Nevertheless, the affective AI can be tremendously helpful to individuals as proposed in [3], [4] and [8], providing tools and experiences focused in facilitate our lives and interaction with the world. We can better stimulate our creative processes and help ourselves to take out parasite biases that affect our cognition, beliefs and decisions. Finally, as a natural consequence, we will be creating a better and collaborative environment to our species improving our experience with technology, social interaction and cognition process.

References

[1] Hugo Mercier and Dan Sperber, The Enigma of Reason. Penguin, 2017.

[2] Daniel Kahneman, Thinking Fast and Slow. Farrar Straus Giroux, 2013.

[3] Rosalind W. Picard, Affective Computing. MIT Press, 1997

[4] Stuart Russell and Peter Norvig, Artificial Intelligence: A Modern Approach. Pearson, 2020.

[5] Neil Sahota, Perfectly Imperfect: Coping With The ‘Flaws’ Of Artificial Intelligence.
Available at: https://www.forbes.com/sites/cognitiveworld/2020/06/15/perfectly-imperfect-coping-with-the-flaws-of-artificial-intelligence-ai.

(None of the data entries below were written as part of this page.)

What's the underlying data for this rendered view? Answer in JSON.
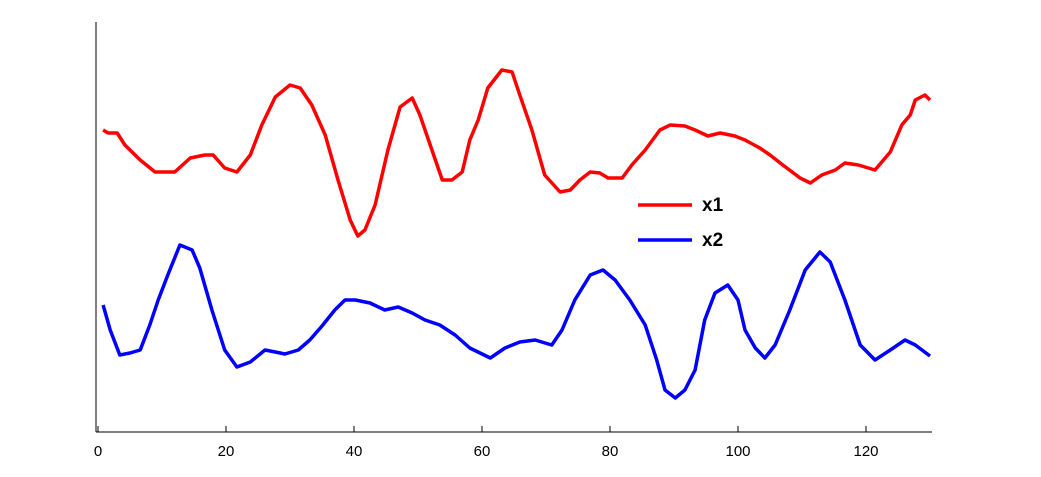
{
  "chart_data": {
    "type": "line",
    "xlim": [
      0,
      130
    ],
    "xticks": [
      0,
      20,
      40,
      60,
      80,
      100,
      120
    ],
    "ylim": [
      0,
      410
    ],
    "series": [
      {
        "name": "x1",
        "color": "#ff0000",
        "x": [
          0.8,
          1.6,
          3.0,
          4.2,
          6.6,
          8.9,
          12.0,
          14.4,
          16.7,
          18.0,
          19.8,
          21.7,
          23.8,
          25.6,
          27.7,
          30.0,
          31.6,
          33.4,
          35.5,
          37.5,
          39.4,
          40.6,
          41.7,
          43.3,
          45.3,
          47.2,
          49.1,
          50.3,
          51.9,
          53.8,
          55.3,
          56.9,
          58.1,
          59.4,
          60.9,
          63.1,
          64.7,
          65.9,
          67.8,
          69.8,
          72.2,
          73.8,
          75.3,
          76.9,
          78.4,
          79.7,
          81.9,
          83.4,
          85.5,
          87.8,
          89.4,
          91.7,
          93.3,
          95.3,
          97.2,
          99.5,
          101.1,
          103.4,
          105.0,
          107.0,
          109.7,
          111.3,
          113.1,
          115.2,
          116.7,
          118.8,
          121.4,
          123.8,
          125.6,
          126.9,
          127.7,
          129.2,
          130.0
        ],
        "values": [
          302,
          299,
          299,
          287,
          272,
          260,
          260,
          274,
          277,
          277,
          264,
          260,
          277,
          307,
          335,
          347,
          344,
          327,
          297,
          252,
          212,
          196,
          202,
          227,
          282,
          325,
          334,
          317,
          287,
          252,
          252,
          260,
          292,
          312,
          344,
          362,
          360,
          337,
          302,
          257,
          240,
          242,
          252,
          260,
          259,
          254,
          254,
          267,
          282,
          302,
          307,
          306,
          302,
          296,
          299,
          296,
          292,
          284,
          277,
          267,
          254,
          249,
          257,
          262,
          269,
          267,
          262,
          280,
          307,
          317,
          332,
          337,
          332
        ]
      },
      {
        "name": "x2",
        "color": "#0000ff",
        "x": [
          0.8,
          1.9,
          3.4,
          5.0,
          6.6,
          8.1,
          9.4,
          10.9,
          12.8,
          14.7,
          15.9,
          17.8,
          19.8,
          21.7,
          23.8,
          26.1,
          27.7,
          29.2,
          31.3,
          33.1,
          35.0,
          37.0,
          38.6,
          40.2,
          42.5,
          44.8,
          46.9,
          49.1,
          51.1,
          53.4,
          55.8,
          58.1,
          61.3,
          63.6,
          65.9,
          68.3,
          70.9,
          72.5,
          74.5,
          76.9,
          78.9,
          80.8,
          83.1,
          85.5,
          87.3,
          88.6,
          90.2,
          91.7,
          93.3,
          94.8,
          96.4,
          98.4,
          100.0,
          101.1,
          102.7,
          104.2,
          105.8,
          108.1,
          110.5,
          112.8,
          114.4,
          116.7,
          119.1,
          121.4,
          123.8,
          126.1,
          127.7,
          130.0
        ],
        "values": [
          127,
          102,
          77,
          79,
          82,
          107,
          132,
          157,
          187,
          182,
          164,
          122,
          82,
          65,
          70,
          82,
          80,
          78,
          82,
          92,
          106,
          122,
          132,
          132,
          129,
          122,
          125,
          119,
          112,
          107,
          97,
          84,
          74,
          84,
          90,
          92,
          87,
          102,
          132,
          157,
          162,
          152,
          132,
          107,
          72,
          42,
          34,
          42,
          62,
          112,
          139,
          147,
          132,
          102,
          84,
          74,
          87,
          122,
          162,
          180,
          170,
          132,
          87,
          72,
          82,
          92,
          87,
          76
        ]
      }
    ]
  }
}
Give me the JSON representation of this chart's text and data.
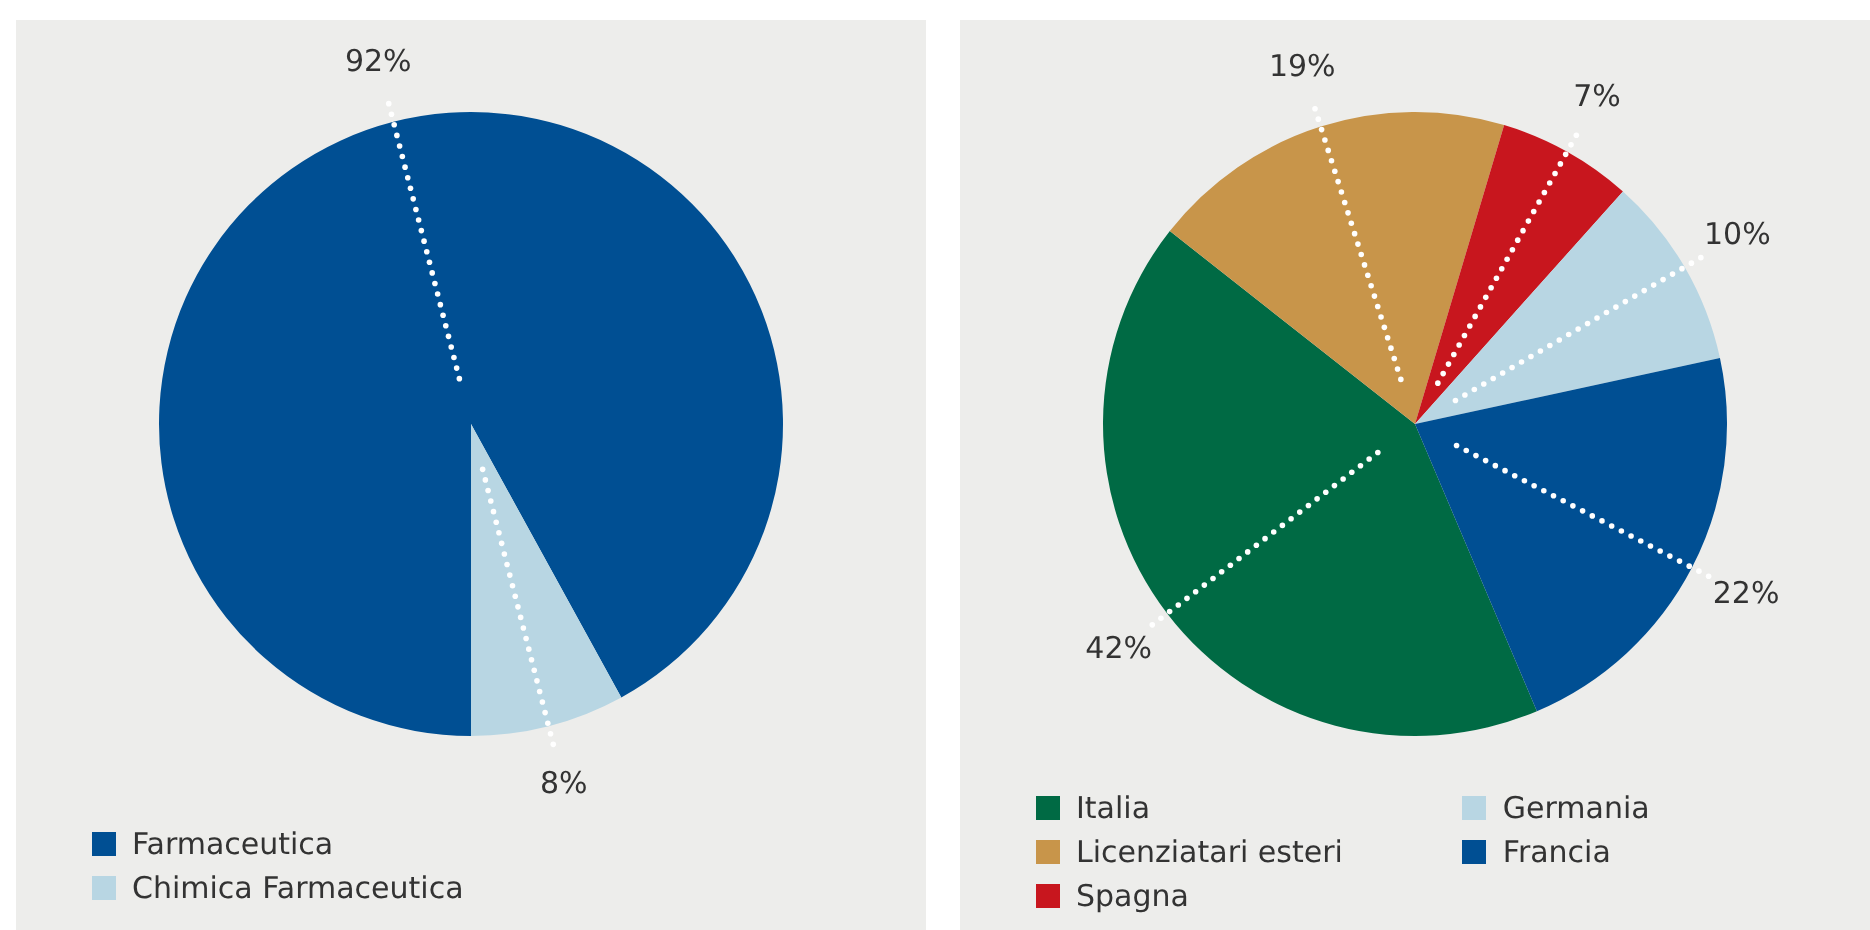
{
  "chart_data": [
    {
      "type": "pie",
      "categories": [
        "Farmaceutica",
        "Chimica Farmaceutica"
      ],
      "values": [
        92,
        8
      ],
      "colors": [
        "#004f93",
        "#b8d6e3"
      ],
      "value_labels": [
        "92%",
        "8%"
      ],
      "legend": "bottom"
    },
    {
      "type": "pie",
      "categories": [
        "Italia",
        "Licenziatari esteri",
        "Spagna",
        "Germania",
        "Francia"
      ],
      "values": [
        42,
        19,
        7,
        10,
        22
      ],
      "colors": [
        "#006a44",
        "#c8954a",
        "#c8161e",
        "#b8d6e3",
        "#004f93"
      ],
      "value_labels": [
        "42%",
        "19%",
        "7%",
        "10%",
        "22%"
      ],
      "legend": "bottom"
    }
  ]
}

[6] G. Kern-Isberner, I. Douven and M. Knauff, Reasoning with Imperfect Information and Knowledge. Minds & Machines 27, 7–9 (2017).

[7] Terence Schin, Real-life Examples of Discriminating Artificial Intelligence.
Available at: https://towardsdatascience.com/real-life-examples-of-discriminating-artificial-intelligence-cae395a90070.

[8] Laurence Goasduff, How artificial intelligence is being used to capture, interpret and respond to human emotions and moods.
Available at: https://www.gartner.com/smarterwithgartner/emotion-ai-will-personalize-interactions.­­­­­­

[9] J. S. de Freitas, R. R. Gudwin and J. Queiroz, Emotion in Artificial Intelligence and Artificial Life Research: Facing Problems.